For some CYCLs, a deciding factor about buying a house in Emeryville would be schools: you might be childless now, but if you’re thinking of having children in the future, the city’s school system would certainly be something to take into consideration, and thus, it makes sense for the city’s politicians to focus on school-related issues.

But what if you decide not to have children? What then does Emeryville have to offer its residents (who are not burdening the city with extra demand for services)? The services and amenities are not fantastic: we currently don’t have a library – I think that’s supposed to be part of the new community center – so I have to ride my bike up to the Golden Gate branch of the Oakland Public Library. We have a decent outdoor pool which I am an enthusiastic user of, although the locker room is tiny and it closes in the winter. There’s not a lot in the way of cafes, restaurants, bars, art galleries, or parks.

Jac Asher was the only candidate who even began to address these types of concerns, by way of talking about strengthening public transit in Emeryville, possibly by linking the free Emery-Go-Round service with the West Oakland BART. That would be great!

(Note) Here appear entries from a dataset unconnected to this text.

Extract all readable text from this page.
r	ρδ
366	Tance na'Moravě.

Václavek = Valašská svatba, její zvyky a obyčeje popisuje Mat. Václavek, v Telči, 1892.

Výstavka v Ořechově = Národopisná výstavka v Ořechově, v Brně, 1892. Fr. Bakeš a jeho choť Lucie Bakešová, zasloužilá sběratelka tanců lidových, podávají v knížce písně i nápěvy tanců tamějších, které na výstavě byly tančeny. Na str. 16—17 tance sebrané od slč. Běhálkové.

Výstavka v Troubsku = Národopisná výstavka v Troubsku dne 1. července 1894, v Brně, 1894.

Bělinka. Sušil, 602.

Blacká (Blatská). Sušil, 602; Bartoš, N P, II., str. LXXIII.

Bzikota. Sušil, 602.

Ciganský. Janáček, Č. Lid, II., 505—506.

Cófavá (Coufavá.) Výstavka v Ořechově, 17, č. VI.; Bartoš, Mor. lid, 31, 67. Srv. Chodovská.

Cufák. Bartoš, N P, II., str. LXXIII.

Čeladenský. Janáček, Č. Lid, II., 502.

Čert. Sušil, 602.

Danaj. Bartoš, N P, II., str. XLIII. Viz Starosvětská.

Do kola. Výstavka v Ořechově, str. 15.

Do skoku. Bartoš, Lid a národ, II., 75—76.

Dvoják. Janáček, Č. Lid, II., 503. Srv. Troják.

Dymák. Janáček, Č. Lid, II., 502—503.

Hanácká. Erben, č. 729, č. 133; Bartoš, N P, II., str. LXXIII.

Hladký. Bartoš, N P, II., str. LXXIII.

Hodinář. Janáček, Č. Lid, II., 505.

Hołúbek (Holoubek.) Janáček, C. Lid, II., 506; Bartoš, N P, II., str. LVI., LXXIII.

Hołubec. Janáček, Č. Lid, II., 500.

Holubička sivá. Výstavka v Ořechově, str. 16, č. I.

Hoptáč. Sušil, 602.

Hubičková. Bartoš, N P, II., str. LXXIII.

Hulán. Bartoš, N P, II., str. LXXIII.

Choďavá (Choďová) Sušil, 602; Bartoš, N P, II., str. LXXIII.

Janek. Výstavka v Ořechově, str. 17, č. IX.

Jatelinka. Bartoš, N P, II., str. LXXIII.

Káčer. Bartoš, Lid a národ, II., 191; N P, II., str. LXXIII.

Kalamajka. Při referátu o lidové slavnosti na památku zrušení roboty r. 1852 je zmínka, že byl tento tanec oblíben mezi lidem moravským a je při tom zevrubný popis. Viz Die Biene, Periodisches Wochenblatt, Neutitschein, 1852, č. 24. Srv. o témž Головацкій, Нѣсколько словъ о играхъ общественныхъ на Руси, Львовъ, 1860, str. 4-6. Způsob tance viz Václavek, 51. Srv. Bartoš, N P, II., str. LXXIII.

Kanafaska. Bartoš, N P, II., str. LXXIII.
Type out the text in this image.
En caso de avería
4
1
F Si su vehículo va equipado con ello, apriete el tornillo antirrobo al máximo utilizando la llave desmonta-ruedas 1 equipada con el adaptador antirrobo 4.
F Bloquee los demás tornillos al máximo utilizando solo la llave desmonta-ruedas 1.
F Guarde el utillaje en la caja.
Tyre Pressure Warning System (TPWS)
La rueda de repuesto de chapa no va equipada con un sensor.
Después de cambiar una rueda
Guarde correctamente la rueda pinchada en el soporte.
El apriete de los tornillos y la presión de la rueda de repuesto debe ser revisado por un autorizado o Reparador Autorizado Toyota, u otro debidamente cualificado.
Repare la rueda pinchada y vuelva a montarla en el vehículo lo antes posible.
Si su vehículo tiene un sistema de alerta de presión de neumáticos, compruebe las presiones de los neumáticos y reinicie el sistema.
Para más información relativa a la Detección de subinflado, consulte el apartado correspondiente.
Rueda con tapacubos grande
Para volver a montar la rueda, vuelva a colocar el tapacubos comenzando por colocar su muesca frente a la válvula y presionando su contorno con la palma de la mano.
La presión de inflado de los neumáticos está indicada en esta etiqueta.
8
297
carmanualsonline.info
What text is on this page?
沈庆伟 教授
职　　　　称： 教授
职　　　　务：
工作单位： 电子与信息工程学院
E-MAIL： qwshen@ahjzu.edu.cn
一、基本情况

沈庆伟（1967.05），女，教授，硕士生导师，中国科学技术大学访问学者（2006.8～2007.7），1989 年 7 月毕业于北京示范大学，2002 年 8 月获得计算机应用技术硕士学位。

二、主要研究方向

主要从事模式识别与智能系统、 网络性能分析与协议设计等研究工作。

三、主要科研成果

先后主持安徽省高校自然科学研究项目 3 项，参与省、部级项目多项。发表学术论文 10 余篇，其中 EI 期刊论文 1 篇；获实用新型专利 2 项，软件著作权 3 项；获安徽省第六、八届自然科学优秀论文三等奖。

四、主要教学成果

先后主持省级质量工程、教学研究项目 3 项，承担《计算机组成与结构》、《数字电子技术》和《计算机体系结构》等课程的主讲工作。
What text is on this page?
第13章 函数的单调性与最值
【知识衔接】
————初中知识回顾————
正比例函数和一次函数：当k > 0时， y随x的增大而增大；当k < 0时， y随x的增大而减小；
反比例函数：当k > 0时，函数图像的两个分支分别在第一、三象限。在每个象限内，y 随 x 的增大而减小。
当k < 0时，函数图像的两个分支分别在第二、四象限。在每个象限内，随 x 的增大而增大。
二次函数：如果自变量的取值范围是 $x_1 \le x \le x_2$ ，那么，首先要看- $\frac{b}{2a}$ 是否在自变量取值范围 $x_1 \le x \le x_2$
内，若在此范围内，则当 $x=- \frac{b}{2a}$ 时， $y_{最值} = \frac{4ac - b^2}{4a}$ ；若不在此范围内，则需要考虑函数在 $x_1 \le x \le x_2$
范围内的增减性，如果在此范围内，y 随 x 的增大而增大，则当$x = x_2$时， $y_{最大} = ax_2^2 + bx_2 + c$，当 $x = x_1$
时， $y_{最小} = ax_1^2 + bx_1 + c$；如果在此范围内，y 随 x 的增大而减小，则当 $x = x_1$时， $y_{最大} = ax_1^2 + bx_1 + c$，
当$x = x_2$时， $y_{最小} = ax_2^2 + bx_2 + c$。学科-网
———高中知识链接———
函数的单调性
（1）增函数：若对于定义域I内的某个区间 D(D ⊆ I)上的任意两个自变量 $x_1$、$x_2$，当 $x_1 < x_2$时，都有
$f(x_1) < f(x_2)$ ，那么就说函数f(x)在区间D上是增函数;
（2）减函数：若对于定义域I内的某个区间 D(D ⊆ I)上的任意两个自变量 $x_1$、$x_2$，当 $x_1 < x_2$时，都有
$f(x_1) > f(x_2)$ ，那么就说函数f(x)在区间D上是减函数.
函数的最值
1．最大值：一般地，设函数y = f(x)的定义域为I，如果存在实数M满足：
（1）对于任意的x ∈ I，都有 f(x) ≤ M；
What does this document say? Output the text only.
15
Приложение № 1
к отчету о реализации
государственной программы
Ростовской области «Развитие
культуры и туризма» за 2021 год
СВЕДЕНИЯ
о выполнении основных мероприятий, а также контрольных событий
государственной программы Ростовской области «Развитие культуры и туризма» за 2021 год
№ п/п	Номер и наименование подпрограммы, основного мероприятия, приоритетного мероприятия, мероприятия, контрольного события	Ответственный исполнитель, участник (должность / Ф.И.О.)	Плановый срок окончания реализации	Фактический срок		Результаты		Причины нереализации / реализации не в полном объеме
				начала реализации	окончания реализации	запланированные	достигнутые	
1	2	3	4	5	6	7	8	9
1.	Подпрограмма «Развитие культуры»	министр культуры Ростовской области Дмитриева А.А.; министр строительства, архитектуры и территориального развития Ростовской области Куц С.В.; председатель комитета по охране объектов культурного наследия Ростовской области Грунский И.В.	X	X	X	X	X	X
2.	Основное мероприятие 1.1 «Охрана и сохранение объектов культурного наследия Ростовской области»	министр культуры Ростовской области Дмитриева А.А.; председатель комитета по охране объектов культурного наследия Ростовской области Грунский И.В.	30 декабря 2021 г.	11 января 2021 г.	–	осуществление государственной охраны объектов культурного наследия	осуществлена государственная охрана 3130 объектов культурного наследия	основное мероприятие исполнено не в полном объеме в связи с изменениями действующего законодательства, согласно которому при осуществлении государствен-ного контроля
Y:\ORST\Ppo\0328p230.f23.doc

It seems that Ruth Atkin has been on the Bicycle/Pedestrian Advisory Committee, and I think Emeryville has some great bike lanes and bike boulevards which a lot of people use. I’d like for 40th Street or some other route to the MacArthur BART be more bike-friendly. (Webber, apparently, thought the bike lane shouldn’t cross San Pablo because he didn’t see bikes on this stretch of road? That is obviously because it’s kind of a harrowing experience to ride there, what with the lack of bike lanes and all!) I’d also like a bigger, year-round farmers market, or at least more CSAs serving our community. And a dog park! Tons of us CYCLs have dogs – and nothing builds and strengthens communities like people walking their dogs – but we don’t have anywhere to take them for off-leash exercise and socialization.

I’ll stop ranting now. I just get exercised, you know, after having seen what local democracy looks like.